Before she could complete the casual greeting she'd practiced while she tidied her makeup, he took her chin firmly in his hand. His eyes locked intently on hers, probed.

“You're a fake.” He said it quietly, stepping closer. “You're a fraud. Who the hell are you?”

“Whatever I like.” He unnerved her, that long, intense and all-too-personal study with those golden-brown eyes. “And I don't believe this is the place for an interrogation. I'd like you to let me go now,” she said steadily. “I don't want any scenes here.”

“I'm not going to cause a scene.”

She lifted her brows. “I might.” Deliberately she pushed his hand away and started down the corridor. “If you want to discuss the case with me, or have any questions regarding it, we'll do it outside. I won't have it brought in here.”

“It was breaking your heart,” he murmured. “Holding that baby was breaking your heart.”

“It's my heart.” Almost viciously, she punched a finger at the button for the elevator. “And it's a tough one, Seth. Ask anyone.”

“Your lashes are still wet.”

“This is none of your business.” Her voice was low and vibrating with fury. “Absolutely none of your business.”

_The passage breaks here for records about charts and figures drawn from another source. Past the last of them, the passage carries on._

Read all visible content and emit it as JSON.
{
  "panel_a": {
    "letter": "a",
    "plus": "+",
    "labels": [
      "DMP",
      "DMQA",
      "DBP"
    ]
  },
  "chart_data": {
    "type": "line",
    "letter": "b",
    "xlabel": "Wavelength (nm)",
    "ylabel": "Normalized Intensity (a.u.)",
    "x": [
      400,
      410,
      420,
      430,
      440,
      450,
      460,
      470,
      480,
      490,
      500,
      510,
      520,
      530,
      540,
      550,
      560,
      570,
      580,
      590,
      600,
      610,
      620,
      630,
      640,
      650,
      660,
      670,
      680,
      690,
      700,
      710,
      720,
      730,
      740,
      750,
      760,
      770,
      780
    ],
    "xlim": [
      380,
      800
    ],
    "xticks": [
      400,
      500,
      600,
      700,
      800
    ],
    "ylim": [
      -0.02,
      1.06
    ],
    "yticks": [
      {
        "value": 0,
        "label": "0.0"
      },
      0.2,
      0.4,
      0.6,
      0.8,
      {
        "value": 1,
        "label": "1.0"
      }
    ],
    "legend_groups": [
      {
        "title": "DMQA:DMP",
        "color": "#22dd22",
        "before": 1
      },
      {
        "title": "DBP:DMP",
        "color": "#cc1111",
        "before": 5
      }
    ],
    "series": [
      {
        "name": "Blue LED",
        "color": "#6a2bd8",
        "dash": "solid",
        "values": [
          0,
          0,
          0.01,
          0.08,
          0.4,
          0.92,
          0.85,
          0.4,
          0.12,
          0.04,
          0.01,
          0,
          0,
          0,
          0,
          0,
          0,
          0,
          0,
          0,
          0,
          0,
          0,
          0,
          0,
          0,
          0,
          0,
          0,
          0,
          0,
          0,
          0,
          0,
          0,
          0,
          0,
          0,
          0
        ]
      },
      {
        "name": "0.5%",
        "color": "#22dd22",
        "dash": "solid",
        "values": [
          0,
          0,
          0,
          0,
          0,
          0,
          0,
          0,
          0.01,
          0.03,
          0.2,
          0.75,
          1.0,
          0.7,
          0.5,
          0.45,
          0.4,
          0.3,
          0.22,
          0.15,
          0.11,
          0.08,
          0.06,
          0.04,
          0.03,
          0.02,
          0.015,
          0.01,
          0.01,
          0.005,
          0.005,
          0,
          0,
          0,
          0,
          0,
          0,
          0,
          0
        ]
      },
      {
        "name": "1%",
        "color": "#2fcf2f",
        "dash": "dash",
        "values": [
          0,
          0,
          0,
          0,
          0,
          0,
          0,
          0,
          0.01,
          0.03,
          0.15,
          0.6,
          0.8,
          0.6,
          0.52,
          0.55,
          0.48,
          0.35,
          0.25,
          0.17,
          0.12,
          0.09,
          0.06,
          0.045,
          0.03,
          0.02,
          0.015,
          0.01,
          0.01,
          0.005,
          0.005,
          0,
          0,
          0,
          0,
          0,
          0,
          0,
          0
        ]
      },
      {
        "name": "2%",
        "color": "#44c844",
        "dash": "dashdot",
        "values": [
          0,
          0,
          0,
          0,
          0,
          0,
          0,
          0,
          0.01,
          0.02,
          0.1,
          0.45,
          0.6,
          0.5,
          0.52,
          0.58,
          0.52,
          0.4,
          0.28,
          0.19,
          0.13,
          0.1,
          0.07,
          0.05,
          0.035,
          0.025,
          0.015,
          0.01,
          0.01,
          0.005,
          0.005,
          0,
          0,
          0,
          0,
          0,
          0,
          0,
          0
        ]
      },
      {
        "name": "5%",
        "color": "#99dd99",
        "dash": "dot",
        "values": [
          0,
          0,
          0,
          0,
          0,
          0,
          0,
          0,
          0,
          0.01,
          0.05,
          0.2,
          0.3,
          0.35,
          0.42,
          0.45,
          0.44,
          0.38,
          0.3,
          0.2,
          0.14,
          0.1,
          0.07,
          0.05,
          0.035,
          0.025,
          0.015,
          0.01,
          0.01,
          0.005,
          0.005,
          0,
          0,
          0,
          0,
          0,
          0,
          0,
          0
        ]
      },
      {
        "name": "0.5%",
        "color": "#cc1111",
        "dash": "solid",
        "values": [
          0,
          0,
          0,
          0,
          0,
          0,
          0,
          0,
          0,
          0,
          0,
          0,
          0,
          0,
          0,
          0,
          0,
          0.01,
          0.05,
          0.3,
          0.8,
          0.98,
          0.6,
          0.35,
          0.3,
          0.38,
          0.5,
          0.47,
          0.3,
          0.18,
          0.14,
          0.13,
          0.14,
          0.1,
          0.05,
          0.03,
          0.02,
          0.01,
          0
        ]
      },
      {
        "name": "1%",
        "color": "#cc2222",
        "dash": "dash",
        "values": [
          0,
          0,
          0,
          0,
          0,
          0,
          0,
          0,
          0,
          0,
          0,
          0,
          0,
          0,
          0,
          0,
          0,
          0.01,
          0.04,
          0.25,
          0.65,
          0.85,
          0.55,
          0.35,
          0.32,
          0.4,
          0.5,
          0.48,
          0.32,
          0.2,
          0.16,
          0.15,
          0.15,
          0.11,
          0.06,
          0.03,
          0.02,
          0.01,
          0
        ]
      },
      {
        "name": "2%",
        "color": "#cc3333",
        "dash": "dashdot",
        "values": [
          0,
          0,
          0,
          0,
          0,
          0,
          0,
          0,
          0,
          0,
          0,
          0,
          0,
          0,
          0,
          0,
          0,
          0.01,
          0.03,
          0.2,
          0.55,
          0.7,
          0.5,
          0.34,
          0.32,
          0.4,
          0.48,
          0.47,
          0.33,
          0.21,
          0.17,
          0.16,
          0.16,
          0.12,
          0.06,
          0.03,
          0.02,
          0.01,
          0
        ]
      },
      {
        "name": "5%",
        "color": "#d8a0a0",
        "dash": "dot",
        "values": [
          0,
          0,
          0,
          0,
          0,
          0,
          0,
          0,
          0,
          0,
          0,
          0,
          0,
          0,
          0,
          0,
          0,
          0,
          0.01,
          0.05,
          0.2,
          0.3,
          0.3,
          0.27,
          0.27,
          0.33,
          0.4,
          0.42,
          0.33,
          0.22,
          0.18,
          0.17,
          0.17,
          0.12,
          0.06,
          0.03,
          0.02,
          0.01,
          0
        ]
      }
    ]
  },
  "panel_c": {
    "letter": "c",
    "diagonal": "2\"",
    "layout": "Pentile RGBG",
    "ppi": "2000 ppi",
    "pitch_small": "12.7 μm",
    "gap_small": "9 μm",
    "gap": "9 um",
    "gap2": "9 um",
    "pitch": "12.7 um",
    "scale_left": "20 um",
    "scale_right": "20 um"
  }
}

She stepped into the crowded elevator, faced front. She wouldn't speak to him about this part of her life, she promised herself. Just the night before, she'd opened herself to him, only to be pushed away, refused. She wouldn't share her feelings again, and certainly not her feelings about something as vital to her as the children.

He was a cop, just a cop. Hadn't she spent several miserable hours the night before convincing herself that was all he was or could be to her? Whatever he stirred in her would have to be stopped—or, if not stopped, at least suppressed.

She would not share with him, she would not trust him, she would not give to him.

By the time she reached the lobby doors, she was steadier. Hoping to shake him quickly, she started toward the lot. Seth merely took her arm, steered her away.

“Over here,” he said, and headed toward a grassy area with a pair of benches.

“I don't have time.”

“Make time. You're too upset to drive, in any case.”

“Don't tell me what I am.”

“Apparently that's just what I've been doing. And apparently I've missed several steps. That's not usual for me, and I don't care for it. Sit down.”

“I don't want—”

“Sit down, Grace,” he repeated. “I apologize.”